The 3800 number was from the media misunderstanding/misrepresenting the data. The 3800 is calorie availability, not consumption. With calorie availability you take absolutely all food produced/imported and then divide by the population size. There's no reduction for waste, spoilage, inedibility, etc. [1]
Americans aren't eating anywhere near 3800 calories on average. 2400 calories is already a massive amount of food. That's 15 100g servings of chicken breast (cooked weight) for some baseline of what it means in terms of healthy food. Obviously lots of people are eating lots of junk that makes it easy to bring up the consumption, but it's still nowhere near 3800 on average.
Using unseasoned cooked chicken breast as your proxy for healthy food is...less absurd than using grapefruit would be, but not as much as you might think.
At least add like a quarter teaspoon of olive oil, an eighth of a cup of whole grain rice, and a side of like some sweet potatoes with its own seasoning or something.
Straight chicken breasts is like the meme level of what celebrities have to eat to maintain their figure, not what a reasonable human diet looks like. Chicken thighs with the skin on are reasonably healthy.
I'm about to say something that is easy to dismiss as bullshit, so feel free to, but you're right, people were healthier in terms of weight in the 60s, and right around that is when we changed dietary guidance to be carb-focused, low fat, etc. Since then, obesity has skyrocketed. The book Obesity Code covers this.
As sibling comments have pointed out, 3800 is availability, not consumption, so it's not an indicator of how much people do eat, just how much they could eat.
You can see it if you watch any US documentary filmed before the late 70s that shows ordinary people in the street. They're much fitter, and exercise for weight loss wasn't really a thing yet; people didn't jog. That's not far enough back that everyone was a farmer or laborer; there were plenty of fairly sedentary office workers. They also weren't starving; it was a prosperous time. They were generally eating meat-and-potatoes diets with plenty of animals fats (I have a 1960s barbeque cookbook that tells you to put a pat of butter on pretty much everything). And obesity wasn't a problem.
And since we started letting the government tell us how to eat healthy, not only has obesity skyrocketed, but so have diseases connected with it.
My parents were vegetarians in the 80s, also no weight issues. I don't believe it's carbs or seed oils or any of the modern scapegoats. Since they were eating plenty of that. They even had cake.
I think it doesn't matter what you eat as long as it isn't super processed. The one thing that's changed a lot in the 90s is more and more convenience food.
"processed" is also a modern scapegoat, unfortunately.
But all three are correct, I think: Food has gotten more laden with sugar, seed oils, and carbs because it's processed to be that way after we tried to go Low Fat for so long.

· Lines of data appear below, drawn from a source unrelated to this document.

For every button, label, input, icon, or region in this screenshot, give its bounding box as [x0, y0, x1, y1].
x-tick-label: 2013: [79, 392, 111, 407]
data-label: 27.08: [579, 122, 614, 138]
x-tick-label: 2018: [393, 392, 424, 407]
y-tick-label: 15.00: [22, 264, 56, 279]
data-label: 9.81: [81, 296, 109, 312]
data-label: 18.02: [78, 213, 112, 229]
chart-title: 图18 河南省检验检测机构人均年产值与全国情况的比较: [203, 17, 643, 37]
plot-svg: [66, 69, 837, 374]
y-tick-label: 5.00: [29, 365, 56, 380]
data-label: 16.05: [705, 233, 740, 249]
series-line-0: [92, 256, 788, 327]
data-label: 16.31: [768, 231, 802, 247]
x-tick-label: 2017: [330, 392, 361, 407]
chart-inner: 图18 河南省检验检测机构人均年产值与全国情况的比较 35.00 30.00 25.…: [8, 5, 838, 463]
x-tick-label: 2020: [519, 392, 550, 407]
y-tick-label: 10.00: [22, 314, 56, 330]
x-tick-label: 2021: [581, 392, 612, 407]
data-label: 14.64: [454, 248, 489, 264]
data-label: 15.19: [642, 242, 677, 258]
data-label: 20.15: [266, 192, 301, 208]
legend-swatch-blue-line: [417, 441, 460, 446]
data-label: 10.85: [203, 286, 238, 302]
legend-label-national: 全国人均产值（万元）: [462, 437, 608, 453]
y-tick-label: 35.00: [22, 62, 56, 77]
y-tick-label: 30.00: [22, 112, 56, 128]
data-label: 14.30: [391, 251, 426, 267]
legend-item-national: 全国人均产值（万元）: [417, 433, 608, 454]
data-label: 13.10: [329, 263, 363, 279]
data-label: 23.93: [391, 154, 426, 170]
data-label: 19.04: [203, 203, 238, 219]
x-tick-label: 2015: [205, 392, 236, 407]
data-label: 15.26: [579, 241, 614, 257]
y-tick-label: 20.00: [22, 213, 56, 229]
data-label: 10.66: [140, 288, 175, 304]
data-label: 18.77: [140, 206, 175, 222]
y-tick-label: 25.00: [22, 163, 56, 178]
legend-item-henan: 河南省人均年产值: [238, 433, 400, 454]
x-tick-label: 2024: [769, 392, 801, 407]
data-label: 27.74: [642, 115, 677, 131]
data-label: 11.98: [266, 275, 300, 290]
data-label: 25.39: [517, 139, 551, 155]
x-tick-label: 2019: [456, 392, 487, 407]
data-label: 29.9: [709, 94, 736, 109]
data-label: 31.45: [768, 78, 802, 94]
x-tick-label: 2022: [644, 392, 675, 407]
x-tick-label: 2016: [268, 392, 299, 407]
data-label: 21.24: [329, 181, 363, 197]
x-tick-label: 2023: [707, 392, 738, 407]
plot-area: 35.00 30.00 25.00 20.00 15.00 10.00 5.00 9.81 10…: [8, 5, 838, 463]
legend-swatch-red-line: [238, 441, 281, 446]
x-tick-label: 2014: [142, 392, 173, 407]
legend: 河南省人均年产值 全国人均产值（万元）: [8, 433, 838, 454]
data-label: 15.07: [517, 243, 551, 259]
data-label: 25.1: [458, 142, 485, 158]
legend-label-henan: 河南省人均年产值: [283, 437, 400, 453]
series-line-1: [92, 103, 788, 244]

A conscientious vegetarian is probably eating damn near an ideal diet by avoiding all that.
But they were eating plenty of seed oils, and sugar in cake, and loads of bread.
So mostly carbs, but with a lot of fiber. It just goes counter to the current trend in major ways. I looked through the old cookbooks. The biggest difference is no processed foods. And maybe less microplastics.
It's hard to really appreciate how many calories are added to things like bread, just by virtue of changing the recipe to be more "USA tasty" (e.g., sugary). My EU friends always commented on how sweet everything is in USA, even store-bought bread. If we didn't do that, when we started reducing fat, everything would taste like hardtack. But 200 extra sneaky calories a day + insulin spikes from the refined carbs, and here we are - all fat.
The government shapes diets both through guidance (food pyramid, “plates”, etc) and regulation. For example, a major criticism revolves around farm bill payouts that incentivize corn production, leading to cheap fructose that finds its way into everything.